Impressive as those numbers may be, what’s most impressive is that the company did it with half as many brands. With Pontiac, Hummer, Saturn and Saab gone and kicking out their last remaining inventory, GM’s four “core brands,” Buick, Cadillac, Chevrolet and GMC, managed to handily outsell Old GM. That is, New GM sold 118,435 more vehicles in 2010 with just four brands than Old GM sold in 2009 with eight brands. For perspective, Saturn was selling about 100,000 cars annually just before it was shuttered, so GM managed to add a whole brand’s worth of sales while cutting four brands.
Of course, in absolute numbers, it’s a little less shocking. The non-core brands accounted for a significant amount of GM’s 2009 sales, 268,686 worth, to be exact. In total, GM sold 2,215,227 new vehicles in 2010, up from 2,084,492 in 2009, a 6.3-percent increase.

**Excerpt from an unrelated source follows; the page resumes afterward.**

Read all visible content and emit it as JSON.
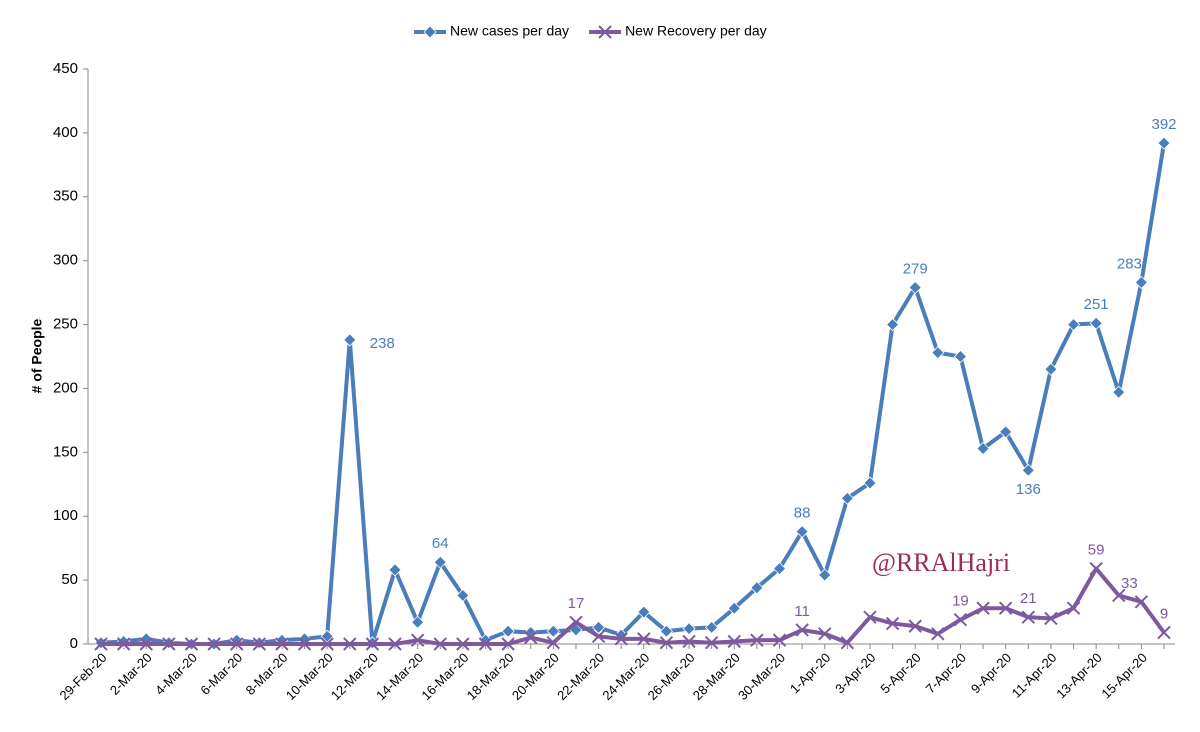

Over at the individual brand headquarters, it was definitely a party. Buick sales are up 52 percent, leading GM to claim that Buick is the fastest-growing brand in the U.S. The General is making similar claims about Cadillac, calling it the fastest-growing luxury brand in the U.S. thanks to its 35-percent gain. GMC also had an impressive year and has a 29-percent gain to show for it. Chevrolet, which has traditionally less vulnerable to swings with its larger volume, still managed a 16-percent gain.
“Our sales this year reflect the impact of GM’s new business model,” said GM VP of U.S. Sales Operations, Don Johnson. “The consistency of results that we achieved demonstrates the focus on our brands, dealers and customers, and how we compete aggressively for every sale, every day.”